Configuration variables are defined in `agent_config_v7.yml` and `configs.yml`. They control various aspects of the system's behavior.

### Environment Variables in `configs.yml`:

- **Global Constants**:
  - `max_attempts`: Maximum number of attempts the model has to solve a challenge.
  - `discount_factor`: Discount factor used in backpropagation during MCTS.
  - `learning_rate`: Learning rate for updating node values.

- **Phase 1 Settings**:
  - `performance_threshold`: Minimum node value to consider for expansion.
  - `value_delta_threshold`: Threshold to determine convergence based on value changes.
  - `convergence_checks`: Number of iterations to confirm convergence.
  - `exploration_probability`: Probability of exploring new nodes randomly.

- **Scoring Parameters**:
  - `penalty_per_failure`: Penalty for each failed test.
  - `penalty_per_error`: Penalty for each error encountered.
  - `penalty_per_attempt`: Penalty for each additional attempt after the first.
  - `fixed_by_problem_fixer_penalty`: Additional penalty if the solution needed fixing.

- **Phase 2 Settings**:
  - `challenge_threshold`: Threshold to consider a concept combination challenging.
  - `convergence_checks`: Number of iterations to confirm convergence.
  - `value_delta_threshold`: Threshold to determine convergence based on value changes.
  - `exploration_weight`: Weight given to exploration in UCB calculation.
  - `exploration_probability`: Probability of exploring new nodes in Phase 2.

- **Phase 3 Settings**:
  - `variations_per_concept`: Number of variations to generate per concept combination.
  - `node_selection_threshold`: Threshold for selecting nodes based on challenge score.

### Agent Roles in `agent_config_v7.yml`

Agents define specialized roles for generating prompts and processing responses.

- **challenge_designer**:
  - **Role**: Creates coding challenges focused on specific CS concepts and difficulty levels.
  - **Template**: Designs problems similar to LeetCode challenges, ensuring they match the specified concept and difficulty.
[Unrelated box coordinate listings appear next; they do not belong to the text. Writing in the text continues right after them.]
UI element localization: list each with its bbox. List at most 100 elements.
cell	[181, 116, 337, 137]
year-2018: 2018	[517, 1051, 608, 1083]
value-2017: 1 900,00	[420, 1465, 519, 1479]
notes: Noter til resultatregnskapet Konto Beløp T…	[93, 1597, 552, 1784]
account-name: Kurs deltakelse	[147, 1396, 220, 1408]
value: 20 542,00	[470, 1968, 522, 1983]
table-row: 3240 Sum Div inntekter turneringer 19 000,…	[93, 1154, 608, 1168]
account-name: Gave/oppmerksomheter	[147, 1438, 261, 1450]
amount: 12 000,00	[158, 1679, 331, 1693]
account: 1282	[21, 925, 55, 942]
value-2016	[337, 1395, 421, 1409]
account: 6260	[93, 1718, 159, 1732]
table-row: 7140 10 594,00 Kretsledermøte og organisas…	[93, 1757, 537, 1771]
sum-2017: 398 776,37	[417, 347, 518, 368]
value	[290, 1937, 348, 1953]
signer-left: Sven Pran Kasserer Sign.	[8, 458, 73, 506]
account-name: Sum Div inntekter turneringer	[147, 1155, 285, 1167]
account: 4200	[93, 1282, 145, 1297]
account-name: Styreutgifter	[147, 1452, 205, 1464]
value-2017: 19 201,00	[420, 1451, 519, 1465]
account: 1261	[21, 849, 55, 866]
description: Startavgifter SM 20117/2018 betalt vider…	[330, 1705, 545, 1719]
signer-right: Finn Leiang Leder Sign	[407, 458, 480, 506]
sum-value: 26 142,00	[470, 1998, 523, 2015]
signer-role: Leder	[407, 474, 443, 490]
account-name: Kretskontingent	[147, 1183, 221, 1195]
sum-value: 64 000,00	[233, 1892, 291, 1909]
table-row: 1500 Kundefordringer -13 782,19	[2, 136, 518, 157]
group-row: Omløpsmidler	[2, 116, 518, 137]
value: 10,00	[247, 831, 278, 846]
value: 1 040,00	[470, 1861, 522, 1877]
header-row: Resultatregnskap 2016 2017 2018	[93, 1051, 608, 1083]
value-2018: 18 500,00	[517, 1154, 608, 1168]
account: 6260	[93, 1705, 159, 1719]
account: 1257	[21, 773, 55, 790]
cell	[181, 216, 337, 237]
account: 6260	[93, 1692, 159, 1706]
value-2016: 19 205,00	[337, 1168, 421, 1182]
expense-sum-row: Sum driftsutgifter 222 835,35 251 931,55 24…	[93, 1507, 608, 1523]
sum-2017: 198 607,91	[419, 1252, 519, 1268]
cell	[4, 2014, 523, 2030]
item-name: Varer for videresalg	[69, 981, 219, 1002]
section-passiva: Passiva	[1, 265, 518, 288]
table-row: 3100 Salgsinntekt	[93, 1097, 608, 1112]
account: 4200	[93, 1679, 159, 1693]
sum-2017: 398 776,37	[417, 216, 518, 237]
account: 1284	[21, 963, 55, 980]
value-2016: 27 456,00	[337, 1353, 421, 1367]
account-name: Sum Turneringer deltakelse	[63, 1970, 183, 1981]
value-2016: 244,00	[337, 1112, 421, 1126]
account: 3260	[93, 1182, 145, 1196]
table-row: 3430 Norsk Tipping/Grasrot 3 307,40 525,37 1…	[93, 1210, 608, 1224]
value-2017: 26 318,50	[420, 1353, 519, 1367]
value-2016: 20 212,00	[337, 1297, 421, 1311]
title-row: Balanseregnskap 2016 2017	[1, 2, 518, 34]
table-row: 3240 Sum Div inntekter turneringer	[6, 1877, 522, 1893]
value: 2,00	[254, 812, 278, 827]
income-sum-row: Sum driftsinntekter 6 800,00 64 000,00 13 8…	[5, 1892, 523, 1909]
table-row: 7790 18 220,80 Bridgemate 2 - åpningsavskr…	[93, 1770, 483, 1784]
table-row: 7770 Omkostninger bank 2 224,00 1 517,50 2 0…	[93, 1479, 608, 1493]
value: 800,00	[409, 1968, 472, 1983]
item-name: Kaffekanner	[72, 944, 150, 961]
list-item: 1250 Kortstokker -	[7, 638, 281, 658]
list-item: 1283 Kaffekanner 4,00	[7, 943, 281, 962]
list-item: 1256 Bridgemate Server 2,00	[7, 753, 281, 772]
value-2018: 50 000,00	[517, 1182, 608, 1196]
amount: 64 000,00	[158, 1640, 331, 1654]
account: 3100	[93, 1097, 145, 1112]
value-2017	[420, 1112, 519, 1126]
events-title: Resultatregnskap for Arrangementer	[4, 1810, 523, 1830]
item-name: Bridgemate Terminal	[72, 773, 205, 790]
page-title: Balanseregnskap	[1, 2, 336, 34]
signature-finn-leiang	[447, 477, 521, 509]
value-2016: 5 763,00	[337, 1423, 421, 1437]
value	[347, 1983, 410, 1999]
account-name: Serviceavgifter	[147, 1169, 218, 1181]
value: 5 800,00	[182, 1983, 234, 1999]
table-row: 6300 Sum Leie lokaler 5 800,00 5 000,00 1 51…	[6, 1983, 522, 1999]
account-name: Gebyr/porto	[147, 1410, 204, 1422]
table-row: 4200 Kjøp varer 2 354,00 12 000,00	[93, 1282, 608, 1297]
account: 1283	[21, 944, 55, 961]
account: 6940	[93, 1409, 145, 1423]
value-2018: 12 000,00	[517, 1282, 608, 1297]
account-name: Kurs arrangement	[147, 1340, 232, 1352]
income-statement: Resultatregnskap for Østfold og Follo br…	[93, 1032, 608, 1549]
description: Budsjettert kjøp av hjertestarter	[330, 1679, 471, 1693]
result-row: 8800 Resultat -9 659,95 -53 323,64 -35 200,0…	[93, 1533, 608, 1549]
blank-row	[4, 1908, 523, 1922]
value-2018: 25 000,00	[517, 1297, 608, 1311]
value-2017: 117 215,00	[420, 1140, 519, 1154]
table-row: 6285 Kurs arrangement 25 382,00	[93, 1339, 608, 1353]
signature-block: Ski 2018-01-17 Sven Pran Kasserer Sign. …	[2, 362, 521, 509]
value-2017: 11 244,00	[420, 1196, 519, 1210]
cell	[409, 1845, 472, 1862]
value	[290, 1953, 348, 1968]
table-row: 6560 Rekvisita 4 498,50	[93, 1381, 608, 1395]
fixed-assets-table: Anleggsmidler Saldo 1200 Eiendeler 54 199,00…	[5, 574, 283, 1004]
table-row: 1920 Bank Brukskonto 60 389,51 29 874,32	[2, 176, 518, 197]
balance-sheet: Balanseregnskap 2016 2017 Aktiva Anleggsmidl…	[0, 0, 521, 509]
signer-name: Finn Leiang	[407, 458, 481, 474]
- **challenge_designer_advanced**:
  - **Role**: Generates new and unique coding challenges, avoiding duplication.
  - **Template**: Ensures problems are substantially different from previous ones while maintaining the same concepts.

- **test_generator**:
  - **Role**: Develops comprehensive unittest test cases for coding problems.
  - **Template**: Creates test suites covering a range of scenarios from very easy to very hard.

- **problem_solver**:
  - **Role**: Implements efficient and well-structured solutions to coding problems.
  - **Template**: Provides a single Python function named `solution` that adheres to problem specifications.

- **problem_fixer**:
  - **Role**: Analyzes failing solutions to identify issues and provides corrections.
  - **Template**: Offers a corrected version of the code enclosed within specific delimiters.

- **test_validator**:
  - **Role**: Validates test cases to ensure they properly verify problem requirements.
  - **Template**: Checks for coverage, correctness, and adherence to best practices.

- **test_error_analyzer**:
  - **Role**: Analyzes test execution outputs to provide insights into failures.
  - **Template**: Identifies failed tests, analyzes errors, and suggests areas for investigation.

- **solution_pattern_analyzer**:
  - **Role**: Reviews solution code to identify patterns and implementation approaches.
  - **Template**: Provides a structured JSON report highlighting algorithm choices, data structures, and coding patterns.

## Analysis Pipeline
Once the benchmarking is finished after running `src/main.py`, the terminal will display:

```bash
MCTS Phase 3 completed
```
Afterwards, the entire analysis pipeline can be run with the following command:

```bash
python src/phase_one_report.py
```

This will provide analysis on the metrics outlined in [Benchmark Metrics](/benchmark_metrics.md). The results will be available in full JSON files alongside charts that visualize the model's performance for each of the described metrics. The structure of the JSON files in outlined in [Comparative Analysis](/comparative%20analysis.md).